Inspire

When Jackson Hole Fire and EMS Battalion Chief of Training Brian Coe arrived on the scene of the Amerigas propane explosion in 2014, he knew this wasn’t a typical call. A propane leak had ignited, leading to an explosion. A massive fire raged, shooting flames 75 feet into the air.

A huge plume of smoke filled the sky as citizens’ phones screeched with emergency notifications. The fire had already spread to neighboring businesses, and people at the gym next door had to break a window and climb out through shards of broken glass to reach safety.

But the biggest danger was the LPG tanker truck. The gas in the tank was in danger of rapidly expanding and exploding due to the fire’s heat. If it had exploded, the results could have been catastrophic, with a blast radius over a mile and a half wide—including neighboring schools. “The big priority was to cool the LPG tank,” Coe says.

Over 55 first responders were on the scene, and Coe was concerned. “That was one of the times in my career I was afraid for the firefighters I was putting in harm’s way,” he says.

Thankfully, the team was able to use their training and avert disaster that day.
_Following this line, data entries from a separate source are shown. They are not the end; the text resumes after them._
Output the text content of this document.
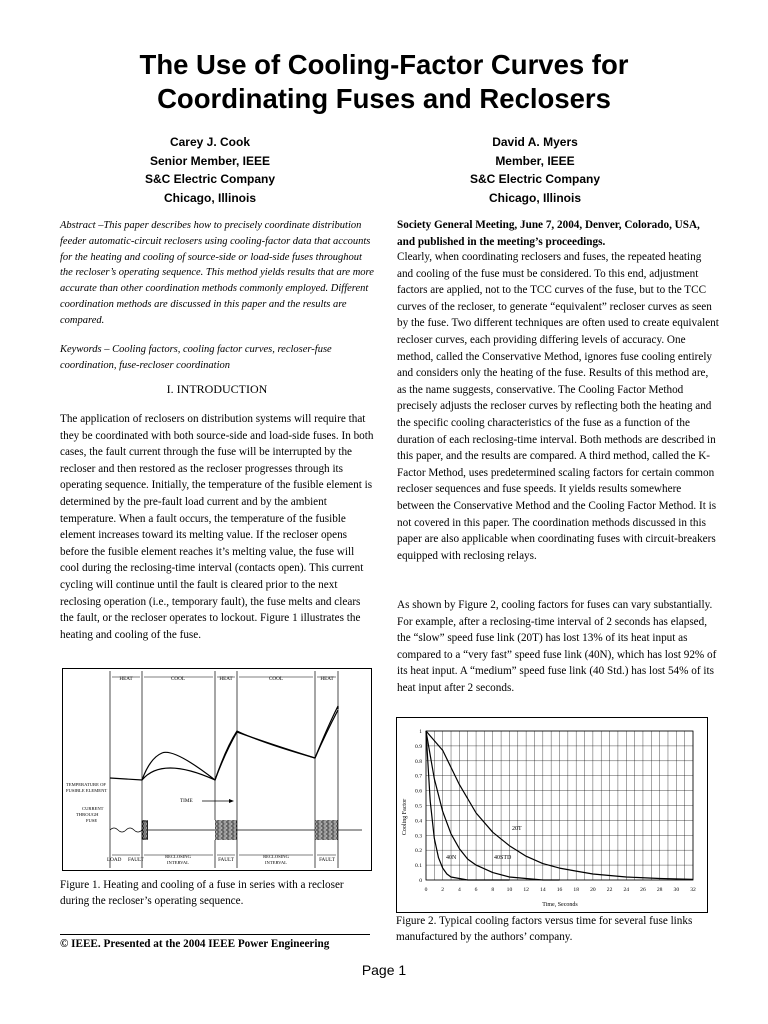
The Use of Cooling-Factor Curves for
Coordinating Fuses and Reclosers
Carey J. Cook
Senior Member, IEEE
S&C Electric Company
Chicago, Illinois
David A. Myers
Member, IEEE
S&C Electric Company
Chicago, Illinois
Abstract –This paper describes how to precisely coordinate distribution feeder automatic-circuit reclosers using cooling-factor data that accounts for the heating and cooling of source-side or load-side fuses throughout the recloser’s operating sequence. This method yields results that are more accurate than other coordination methods commonly employed. Different coordination methods are discussed in this paper and the results are compared.
Keywords – Cooling factors, cooling factor curves, recloser-fuse coordination, fuse-recloser coordination
I. INTRODUCTION
The application of reclosers on distribution systems will require that they be coordinated with both source-side and load-side fuses. In both cases, the fault current through the fuse will be interrupted by the recloser and then restored as the recloser progresses through its operating sequence. Initially, the temperature of the fusible element is determined by the pre-fault load current and by the ambient temperature. When a fault occurs, the temperature of the fusible element increases toward its melting value. If the recloser opens before the fusible element reaches it’s melting value, the fuse will cool during the reclosing-time interval (contacts open). This current cycling will continue until the fault is cleared prior to the next reclosing operation (i.e., temporary fault), the fuse melts and clears the fault, or the recloser operates to lockout. Figure 1 illustrates the heating and cooling of the fuse.
HEAT	COOL	HEAT	COOL	HEAT
TEMPERATURE OF
FUSIBLE ELEMENT
TIME
CURRENT
THROUGH
FUSE
LOAD FAULT
RECLOSING
INTERVAL	FAULT
RECLOSING
INTERVAL	FAULT
Figure 1. Heating and cooling of a fuse in series with a recloser during the recloser’s operating sequence.
© IEEE. Presented at the 2004 IEEE Power Engineering
Society General Meeting, June 7, 2004, Denver, Colorado, USA, and published in the meeting’s proceedings.
Clearly, when coordinating reclosers and fuses, the repeated heating and cooling of the fuse must be considered. To this end, adjustment factors are applied, not to the TCC curves of the fuse, but to the TCC curves of the recloser, to generate “equivalent” recloser curves as seen by the fuse. Two different techniques are often used to create equivalent recloser curves, each providing differing levels of accuracy. One method, called the Conservative Method, ignores fuse cooling entirely and considers only the heating of the fuse. Results of this method are, as the name suggests, conservative. The Cooling Factor Method precisely adjusts the recloser curves by reflecting both the heating and the specific cooling characteristics of the fuse as a function of the duration of each reclosing-time interval. Both methods are described in this paper, and the results are compared. A third method, called the K-Factor Method, uses predetermined scaling factors for certain common recloser sequences and fuse speeds. It yields results somewhere between the Conservative Method and the Cooling Factor Method. It is not covered in this paper. The coordination methods discussed in this paper are also applicable when coordinating fuses with circuit-breakers equipped with reclosing relays.
As shown by Figure 2, cooling factors for fuses can vary substantially. For example, after a reclosing-time interval of 2 seconds has elapsed, the “slow” speed fuse link (20T) has lost 13% of its heat input as compared to a “very fast” speed fuse link (40N), which has lost 92% of its heat input. A “medium” speed fuse link (40 Std.) has lost 54% of its heat input after 2 seconds.
0
0.1
0.2
0.3
0.4
0.5
0.6
0.7
0.8
0.9
1
0 2 4 6 8 10 12 14 16 18 20 22 24 26 28 30 32
Cooling Factor
Time, Seconds
20T
40N	40STD
Figure 2. Typical cooling factors versus time for several fuse links manufactured by the authors’ company.
Page 1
Coe’s role is to teach crews to respond to any and every type of situation imaginable. He first joined the department in 2005 and has served as Battalion Chief of Training for seven years. He is in charge of educating roughly 85 volunteers and paid staff members in a wide array of skills, including firefighting, emergency medical care, rope rescue, swiftwater rescue, handling hazardous material spills, and even tactical situations.

On a typical day, he might be teaching firefighters how to extricate a victim from a vehicle or spend his time recruiting new members. The department relies heavily on volunteers, with 65 volunteers and 18 paid members.

This year’s class of 18 volunteer firefighter recruits will train for a year and a half. Once fully trained, they will respond to one of six different stations, depending on where they live. Small emergencies may only need one station to respond while larger-scale events could require the assistance of three or four stations.

To assist the firefighters’ efforts, Coe also encourages citizens to do their part to help, including shoveling snow away from fire hydrants, changing smoke detector batteries, and clearing defensible space around their homes to reduce fire danger in the wildland-urban interface. Interested community members can also consider joining the local Community Emergency Response Team.

Whether he’s at the scene of an incident or helping people learn how to prepare for emergencies, Coe cares deeply about his work and the people he works with. “I’m proud to be a part of the team,” he says.